The thing about high dimensional vector spaces is that when N is large they are strangely different from the N=2 and N=3 cases we are familiar with. For instance when N=3 you could imagine that a cube is not all that different from a sphere, just sand away the corners. If N=10,000 though, the "cube" has a huge number of corners which are a distance of 100 away from the origin whereas the sphere never gets past 1. Hypercubes look something like this
https://www.amazon.com/Torre-Tagus-901918B-Spike-Sphere/dp/B...
A consequence of that is that many visualizations give people the wrong idea so I wouldn't try too hard.
Of everything in the article I like the histograms of similarity the best but they are in the weeds a lot with things like "god" ~ "dog". When I was building search engines I looked a lot at graphs that showed the similarity distribution of relevant vs irrelevant results
I'll argue bitterly about word embeddings being "very good" for anything; actually that similarity distribution looks pretty good, but my experience is that when you are looking at N words word vectors look promising when N=5 but when N>50 or so they break down completely.
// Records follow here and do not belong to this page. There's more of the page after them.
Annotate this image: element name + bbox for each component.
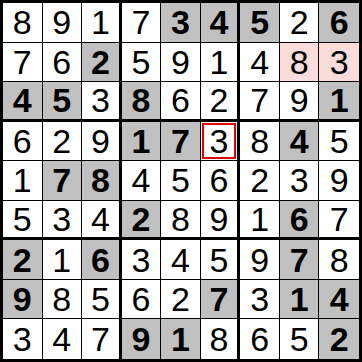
cell-r7c1[interactable]: 2 [3,240,43,280]
cell-r2c2[interactable]: 6 [43,43,83,83]
cell-r1c5[interactable]: 3 [161,3,201,43]
cell-r3c1[interactable]: 4 [3,82,43,122]
cell-r8c7[interactable]: 3 [240,280,280,320]
cell-r1c6[interactable]: 4 [201,3,241,43]
cell-r5c6[interactable]: 6 [201,161,241,201]
cell-r7c6[interactable]: 5 [201,240,241,280]
cell-r8c3[interactable]: 5 [82,280,122,320]
cell-r7c2[interactable]: 1 [43,240,83,280]
cell-r6c8[interactable]: 6 [280,201,320,241]
cell-r5c5[interactable]: 5 [161,161,201,201]
cell-r4c2[interactable]: 2 [43,122,83,162]
cell-r8c9[interactable]: 4 [319,280,359,320]
cell-r7c9[interactable]: 8 [319,240,359,280]
cell-r6c1[interactable]: 5 [3,201,43,241]
cell-r3c9[interactable]: 1 [319,82,359,122]
cell-r7c8[interactable]: 7 [280,240,320,280]
cell-r3c6[interactable]: 2 [201,82,241,122]
cell-r2c1[interactable]: 7 [3,43,43,83]
cell-r8c4[interactable]: 6 [122,280,162,320]
cell-r7c5[interactable]: 4 [161,240,201,280]
cell-r4c6[interactable]: 3 [201,122,241,162]
cell-r5c9[interactable]: 9 [319,161,359,201]
cell-r1c4[interactable]: 7 [122,3,162,43]
cell-r3c7[interactable]: 7 [240,82,280,122]
cell-r4c9[interactable]: 5 [319,122,359,162]
cell-r2c3[interactable]: 2 [82,43,122,83]
cell-r3c5[interactable]: 6 [161,82,201,122]
cell-r2c7[interactable]: 4 [240,43,280,83]
cell-r9c3[interactable]: 7 [82,319,122,359]
cell-r2c4[interactable]: 5 [122,43,162,83]
cell-r1c3[interactable]: 1 [82,3,122,43]
cell-r8c8[interactable]: 1 [280,280,320,320]
cell-r4c5[interactable]: 7 [161,122,201,162]
cell-r6c7[interactable]: 1 [240,201,280,241]
cell-r7c4[interactable]: 3 [122,240,162,280]
cell-r9c2[interactable]: 4 [43,319,83,359]
cell-r6c4[interactable]: 2 [122,201,162,241]
cell-r2c8[interactable]: 8 [280,43,320,83]
cell-r6c3[interactable]: 4 [82,201,122,241]
cell-r3c2[interactable]: 5 [43,82,83,122]
cell-r1c8[interactable]: 2 [280,3,320,43]
cell-r2c5[interactable]: 9 [161,43,201,83]
cell-r9c1[interactable]: 3 [3,319,43,359]
cell-r1c7[interactable]: 5 [240,3,280,43]
cell-r5c1[interactable]: 1 [3,161,43,201]
sudoku-board: 8917345267625914834538627916291738451784… [0,0,362,362]
cell-r3c4[interactable]: 8 [122,82,162,122]
cell-r4c4[interactable]: 1 [122,122,162,162]
cell-r5c7[interactable]: 2 [240,161,280,201]
cell-r3c3[interactable]: 3 [82,82,122,122]
cell-r3c8[interactable]: 9 [280,82,320,122]
cell-r8c1[interactable]: 9 [3,280,43,320]
cell-r2c6[interactable]: 1 [201,43,241,83]
cell-r8c5[interactable]: 2 [161,280,201,320]
cell-r7c3[interactable]: 6 [82,240,122,280]
cell-r8c2[interactable]: 8 [43,280,83,320]
cell-r4c8[interactable]: 4 [280,122,320,162]
cell-r4c7[interactable]: 8 [240,122,280,162]
cell-r6c2[interactable]: 3 [43,201,83,241]
cell-r5c8[interactable]: 3 [280,161,320,201]
cell-r1c9[interactable]: 6 [319,3,359,43]
cell-r4c3[interactable]: 9 [82,122,122,162]
cell-r6c9[interactable]: 7 [319,201,359,241]
cell-r8c6[interactable]: 7 [201,280,241,320]
selection-indicator [202,123,237,160]
cell-r5c2[interactable]: 7 [43,161,83,201]
cell-r7c7[interactable]: 9 [240,240,280,280]
cell-r5c3[interactable]: 8 [82,161,122,201]
cell-r1c2[interactable]: 9 [43,3,83,43]
cell-r2c9[interactable]: 3 [319,43,359,83]
cell-r6c6[interactable]: 9 [201,201,241,241]
cell-r4c1[interactable]: 6 [3,122,43,162]
cell-r9c4[interactable]: 9 [122,319,162,359]
cell-r9c5[interactable]: 1 [161,319,201,359]
cell-r9c8[interactable]: 5 [280,319,320,359]
cell-r1c1[interactable]: 8 [3,3,43,43]
cell-r9c7[interactable]: 6 [240,319,280,359]
cell-r9c6[interactable]: 8 [201,319,241,359]
cell-r9c9[interactable]: 2 [319,319,359,359]
cell-r6c5[interactable]: 8 [161,201,201,241]
cell-r5c4[interactable]: 4 [122,161,162,201]
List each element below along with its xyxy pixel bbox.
I've worked on teams that were considering both RNN and CNN models. My thinking was that if word embeddings had any knowledge in them that a deep model could benefit from you could also train a classical ML model (say some kind of SVM) to classify words on some characteristic like "is a color" or "is a kind of person" or "can be used as a verb" but I could never get it to work.
Now I went looking and never found that anyone had published positive or negative results for such a classifier, my feeling was it was a terrible tarpit, particularly when N was tiny it would almost seem to work but when N increased it would always fall apart. Between the bias that people don't publish negative results and that people who got negative results might blame themselves and not word embeddings or the hype around word embeddings, they didn't get published.
I do collect papers from arXiv where people do some boring text classification task because I do boring text classification tasks and I facepalm so often because people often try 15 or so algos, most of which never work well, and word embeddings are always in that category. If people tried some classical ML algos with bag-of-words and pooled ModernBERT they'd sample a good segment of the efficient frontier -- a BERT embedding doesn't just capture the word, it captures the meaning of the word in context which is night and day different when it comes to relevance because matching the synonyms of all the different word senses brings as many or more irrelevant matches as it does relevant ones.
> I like the histograms of similarity the best but they are in the weeds a lot with things like "god" ~ "dog".
I do like those too. But I think we have a tendency to misinterpret what direction we're moving in. Like the coordinate system is highly non-intuitive. Shouldn't be all that surprising that if we create an n-ball around "dog" that you get things that are more semantically meaningful like "cat" or "animal" but jesus christ, we're in over a thousand dimensions. It shouldn't be surprising that one of those directions is letter permutation. I can't even think of what a thousand meaningful directions would be!Honestly, I think we should be more surprised that cosine similarity even works! Everything should be orthogonal. But clearly the manifold hypothesis is giving us a big leg up here, with the semantic biases built into language too.
People wildly underestimate how complex this topic is. It's baffling. It's mindblowing. And that's why it is so awesome and should excite people! I think we're doing a lot of footgunning by thinking this stuff is simple or solved. It is a wonderfully rich topic with so much left to discover.
I certainly wish we had embeddings that were factorizable. There ought to be some subvectors that contain different sorts of semantic information (big, small, in the future, in the past, animal, vegetable, mineral, is negated, ...) as well as syntactic information (verb, noun, English, French, ...) as well as lexical ("dog"-"god", token is 15 bytes, token is 7 characters, ...)
The summer BERT came out I was at a startup that was struggling with text representations: character vectors sorta worked but had too many tokens and it seemed it wasn't an efficient use of a CNN or RNN to use it as a dictionary. Word vectors didn't really seem to work, I was hoping we could develop some kind of factorizable vector that has one subvector that models the word and another that models the context of the word but we never got that far. But then BERT came along and it does give us a vector which represents word and context, just it is not factorizable.
I'm not sure the question is about factorization but more about having the proper coordinates. Right now our basis vectors are pointing in... well... random directions. So when we naively interpolate between two vectors we're certainty going to pass through different semantical concepts. Our basis vectors aren't aligned to those concepts. And certainly LERPing is not the right way to move along this geometry either, and we should actually be thinking about the geodesics of our surface.
We've gone about all this as if we're working with a 2D cartesian coordinate system. I'm actually impressed things have worked this well! Crazy how we've done all this without care for the structural preservation of our data. But I guess with scale you can kinda side step that, forcing the manifold hypothesis. But to move forward and tackle these challenges? Might be time to get back into the weeds.